David Kohl-USA TODAY Sports

Coming into today's game the Miami Redhawks had allowed 633 yards per game in two contests against Marshall and Kentucky. They held UC to 369 yards, thats 147 yards under the Bearcats average. How did they do it? By moving their linebackers off the line of scrimmage.

It seems counter intuitive that backing the linebackers off would improve the performance of the defense. But it does, particularly against an offense like Cincinnati's which is ostensibly a pro style attack with an emphasis on the run game. But that is not always the case.

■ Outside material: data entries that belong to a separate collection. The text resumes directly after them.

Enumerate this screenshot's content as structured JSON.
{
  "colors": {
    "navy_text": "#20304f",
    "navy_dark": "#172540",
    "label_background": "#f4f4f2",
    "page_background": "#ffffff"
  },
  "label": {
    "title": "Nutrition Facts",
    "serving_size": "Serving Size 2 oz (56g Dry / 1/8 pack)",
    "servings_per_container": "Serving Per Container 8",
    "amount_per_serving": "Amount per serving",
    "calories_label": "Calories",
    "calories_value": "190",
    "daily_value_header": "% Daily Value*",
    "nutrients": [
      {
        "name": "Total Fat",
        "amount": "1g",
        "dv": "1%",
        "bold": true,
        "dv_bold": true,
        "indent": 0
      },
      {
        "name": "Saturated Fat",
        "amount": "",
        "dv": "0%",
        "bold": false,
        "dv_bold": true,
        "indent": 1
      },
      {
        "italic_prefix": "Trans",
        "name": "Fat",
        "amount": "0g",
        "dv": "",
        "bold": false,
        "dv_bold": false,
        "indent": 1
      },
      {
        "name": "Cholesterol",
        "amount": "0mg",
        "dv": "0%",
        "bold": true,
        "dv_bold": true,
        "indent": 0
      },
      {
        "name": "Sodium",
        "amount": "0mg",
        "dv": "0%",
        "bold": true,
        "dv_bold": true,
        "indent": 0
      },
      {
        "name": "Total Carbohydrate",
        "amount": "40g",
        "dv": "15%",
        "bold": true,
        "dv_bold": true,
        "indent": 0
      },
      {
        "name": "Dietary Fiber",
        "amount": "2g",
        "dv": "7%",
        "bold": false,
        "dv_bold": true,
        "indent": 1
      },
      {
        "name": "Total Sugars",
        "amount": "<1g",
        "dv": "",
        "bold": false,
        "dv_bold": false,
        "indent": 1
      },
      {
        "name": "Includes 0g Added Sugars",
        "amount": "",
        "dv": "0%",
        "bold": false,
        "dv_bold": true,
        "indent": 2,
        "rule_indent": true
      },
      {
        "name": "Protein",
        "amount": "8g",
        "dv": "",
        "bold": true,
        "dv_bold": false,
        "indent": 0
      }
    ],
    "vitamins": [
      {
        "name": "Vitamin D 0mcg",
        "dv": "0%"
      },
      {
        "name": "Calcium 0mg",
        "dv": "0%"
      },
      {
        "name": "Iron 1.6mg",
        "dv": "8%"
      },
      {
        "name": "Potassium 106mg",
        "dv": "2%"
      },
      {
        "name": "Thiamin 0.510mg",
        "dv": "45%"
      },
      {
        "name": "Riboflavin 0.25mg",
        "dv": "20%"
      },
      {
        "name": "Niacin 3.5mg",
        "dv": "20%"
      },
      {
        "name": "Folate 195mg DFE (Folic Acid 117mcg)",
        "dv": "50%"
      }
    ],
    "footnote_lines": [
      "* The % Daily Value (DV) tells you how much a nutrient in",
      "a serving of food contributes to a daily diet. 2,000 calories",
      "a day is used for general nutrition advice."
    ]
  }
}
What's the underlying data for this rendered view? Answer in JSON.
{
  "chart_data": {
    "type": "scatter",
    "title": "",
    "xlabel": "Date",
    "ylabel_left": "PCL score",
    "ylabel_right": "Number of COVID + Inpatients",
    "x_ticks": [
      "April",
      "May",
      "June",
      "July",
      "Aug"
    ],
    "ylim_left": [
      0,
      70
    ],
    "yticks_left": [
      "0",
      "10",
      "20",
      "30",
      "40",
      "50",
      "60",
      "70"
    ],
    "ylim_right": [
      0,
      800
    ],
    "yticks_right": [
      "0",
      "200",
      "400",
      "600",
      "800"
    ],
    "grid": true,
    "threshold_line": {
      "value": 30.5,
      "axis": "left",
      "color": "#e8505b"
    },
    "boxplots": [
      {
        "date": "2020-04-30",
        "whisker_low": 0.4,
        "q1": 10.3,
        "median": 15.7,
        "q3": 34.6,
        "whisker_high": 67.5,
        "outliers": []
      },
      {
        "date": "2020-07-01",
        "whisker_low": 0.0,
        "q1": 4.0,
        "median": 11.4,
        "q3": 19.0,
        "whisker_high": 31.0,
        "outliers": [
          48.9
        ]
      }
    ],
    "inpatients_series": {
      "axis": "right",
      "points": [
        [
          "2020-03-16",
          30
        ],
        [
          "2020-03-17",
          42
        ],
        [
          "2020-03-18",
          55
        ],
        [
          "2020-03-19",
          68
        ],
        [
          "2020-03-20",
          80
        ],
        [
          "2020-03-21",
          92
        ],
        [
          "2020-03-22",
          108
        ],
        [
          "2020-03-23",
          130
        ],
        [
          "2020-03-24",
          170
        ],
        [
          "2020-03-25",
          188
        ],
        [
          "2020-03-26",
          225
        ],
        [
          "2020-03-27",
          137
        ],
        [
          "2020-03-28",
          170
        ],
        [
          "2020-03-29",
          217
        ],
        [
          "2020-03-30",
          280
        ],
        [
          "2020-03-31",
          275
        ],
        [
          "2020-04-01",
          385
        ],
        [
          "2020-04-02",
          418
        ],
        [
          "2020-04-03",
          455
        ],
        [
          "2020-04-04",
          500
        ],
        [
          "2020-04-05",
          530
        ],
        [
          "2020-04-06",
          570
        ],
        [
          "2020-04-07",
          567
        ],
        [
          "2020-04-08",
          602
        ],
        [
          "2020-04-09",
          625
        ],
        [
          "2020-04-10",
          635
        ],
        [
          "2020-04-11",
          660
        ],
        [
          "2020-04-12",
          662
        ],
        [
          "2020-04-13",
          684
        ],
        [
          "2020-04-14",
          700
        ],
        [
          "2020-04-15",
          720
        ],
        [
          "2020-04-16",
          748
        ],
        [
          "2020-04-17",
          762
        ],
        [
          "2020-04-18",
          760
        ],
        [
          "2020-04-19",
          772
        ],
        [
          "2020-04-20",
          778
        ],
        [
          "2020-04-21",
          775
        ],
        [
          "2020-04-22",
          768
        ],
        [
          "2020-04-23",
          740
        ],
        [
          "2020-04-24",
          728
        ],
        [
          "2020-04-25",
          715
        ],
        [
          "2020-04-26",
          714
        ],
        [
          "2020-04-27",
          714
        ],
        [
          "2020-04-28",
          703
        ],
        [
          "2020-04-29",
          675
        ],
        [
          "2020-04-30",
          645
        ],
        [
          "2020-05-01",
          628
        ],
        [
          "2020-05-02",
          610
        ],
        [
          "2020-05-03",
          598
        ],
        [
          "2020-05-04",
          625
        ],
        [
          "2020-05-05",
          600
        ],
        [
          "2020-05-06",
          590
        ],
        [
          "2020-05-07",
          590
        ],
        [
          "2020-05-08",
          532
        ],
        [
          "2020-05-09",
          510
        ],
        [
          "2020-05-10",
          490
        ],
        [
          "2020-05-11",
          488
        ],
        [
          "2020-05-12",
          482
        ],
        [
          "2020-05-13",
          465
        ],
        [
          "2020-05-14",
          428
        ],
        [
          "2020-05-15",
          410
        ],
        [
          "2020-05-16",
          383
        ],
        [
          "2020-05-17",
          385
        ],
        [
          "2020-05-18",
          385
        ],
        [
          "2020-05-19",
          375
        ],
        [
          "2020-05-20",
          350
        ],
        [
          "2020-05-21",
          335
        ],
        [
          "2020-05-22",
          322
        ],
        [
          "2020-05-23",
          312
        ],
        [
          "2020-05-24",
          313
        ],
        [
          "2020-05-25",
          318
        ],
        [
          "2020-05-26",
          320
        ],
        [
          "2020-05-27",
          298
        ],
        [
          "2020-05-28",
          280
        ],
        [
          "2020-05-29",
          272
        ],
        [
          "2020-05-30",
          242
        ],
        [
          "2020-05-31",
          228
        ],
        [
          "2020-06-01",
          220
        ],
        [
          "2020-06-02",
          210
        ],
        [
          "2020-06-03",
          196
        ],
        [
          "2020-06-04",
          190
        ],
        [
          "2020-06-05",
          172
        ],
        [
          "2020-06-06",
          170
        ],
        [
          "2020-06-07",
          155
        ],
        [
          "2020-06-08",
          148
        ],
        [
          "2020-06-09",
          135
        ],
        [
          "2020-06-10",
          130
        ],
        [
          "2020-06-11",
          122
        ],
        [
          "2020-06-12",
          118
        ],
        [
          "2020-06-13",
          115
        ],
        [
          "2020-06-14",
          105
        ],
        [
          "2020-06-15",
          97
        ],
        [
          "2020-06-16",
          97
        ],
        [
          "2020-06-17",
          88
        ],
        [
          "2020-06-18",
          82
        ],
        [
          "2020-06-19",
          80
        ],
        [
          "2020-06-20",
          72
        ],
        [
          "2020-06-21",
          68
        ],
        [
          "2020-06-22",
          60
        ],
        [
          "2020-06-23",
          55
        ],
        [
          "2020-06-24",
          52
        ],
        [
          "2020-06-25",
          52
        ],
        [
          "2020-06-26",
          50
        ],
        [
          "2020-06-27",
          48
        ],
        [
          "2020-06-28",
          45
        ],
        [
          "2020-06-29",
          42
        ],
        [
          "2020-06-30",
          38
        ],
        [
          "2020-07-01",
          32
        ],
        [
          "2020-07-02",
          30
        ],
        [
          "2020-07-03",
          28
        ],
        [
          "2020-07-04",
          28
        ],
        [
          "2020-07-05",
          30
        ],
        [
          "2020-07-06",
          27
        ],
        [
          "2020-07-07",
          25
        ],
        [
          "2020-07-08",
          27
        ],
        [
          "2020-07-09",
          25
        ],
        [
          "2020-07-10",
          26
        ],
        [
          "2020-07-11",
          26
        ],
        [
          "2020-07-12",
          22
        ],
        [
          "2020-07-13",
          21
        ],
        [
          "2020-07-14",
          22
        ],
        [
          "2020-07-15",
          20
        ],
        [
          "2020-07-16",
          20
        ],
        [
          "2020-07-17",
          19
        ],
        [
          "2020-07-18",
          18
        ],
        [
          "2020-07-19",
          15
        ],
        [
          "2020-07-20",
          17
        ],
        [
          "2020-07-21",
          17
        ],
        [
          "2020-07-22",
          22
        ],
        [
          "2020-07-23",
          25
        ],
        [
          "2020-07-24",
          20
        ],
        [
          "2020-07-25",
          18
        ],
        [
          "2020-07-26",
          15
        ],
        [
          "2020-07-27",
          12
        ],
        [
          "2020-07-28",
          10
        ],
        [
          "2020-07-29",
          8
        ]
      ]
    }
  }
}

Moving their linebackers off the line of scrimmage does a couple of things. 1) It made it harder for the Bearcats offensive linemen to bump up to the second level of the defense on their blocks. UC uses a ton of combo blocks were two linemen block one until the defensive linemen is secured. At which point one lineman peels off to the second level. Backing the linebackers off the LOS makes executing those techniques harder. Not only does the lineman have to go further, but he has to hunt the linebacker down and block him in space. Its a block that good a offensive linemen should make, but increasing the distance between the lineman and the point of contact ratchets up the difficulty level. Couple that with the stellar play of Austin Brown in the center of the redhawks defense and what you get is linebackers running free against the run.

2) Miami took Dayonne Nunley, by far the best defensive player on the RedHawks team, and made him their play-maker in chief. He is, by definition, a corner back. But he played most of today in the middle of the field about 8 yards off the line of scrimmage, in the middle of the field, beneath the two deep safeties. He essentially played as a robber the entire game, snuffing out routes in the middle of the field and playing downhill in run support. He would up with 10 tackles on the day,  but his impact was even larger than that.

Cincinnati played badly on offense. The offensive line looked disjointed, the backs struggled to run through contact and Brendon Kay looked shaky. But Miami came to play with a great gameplan and they executed it to perfection on defense. Not so much on offense, but that defense looked better than they have in a couple of years.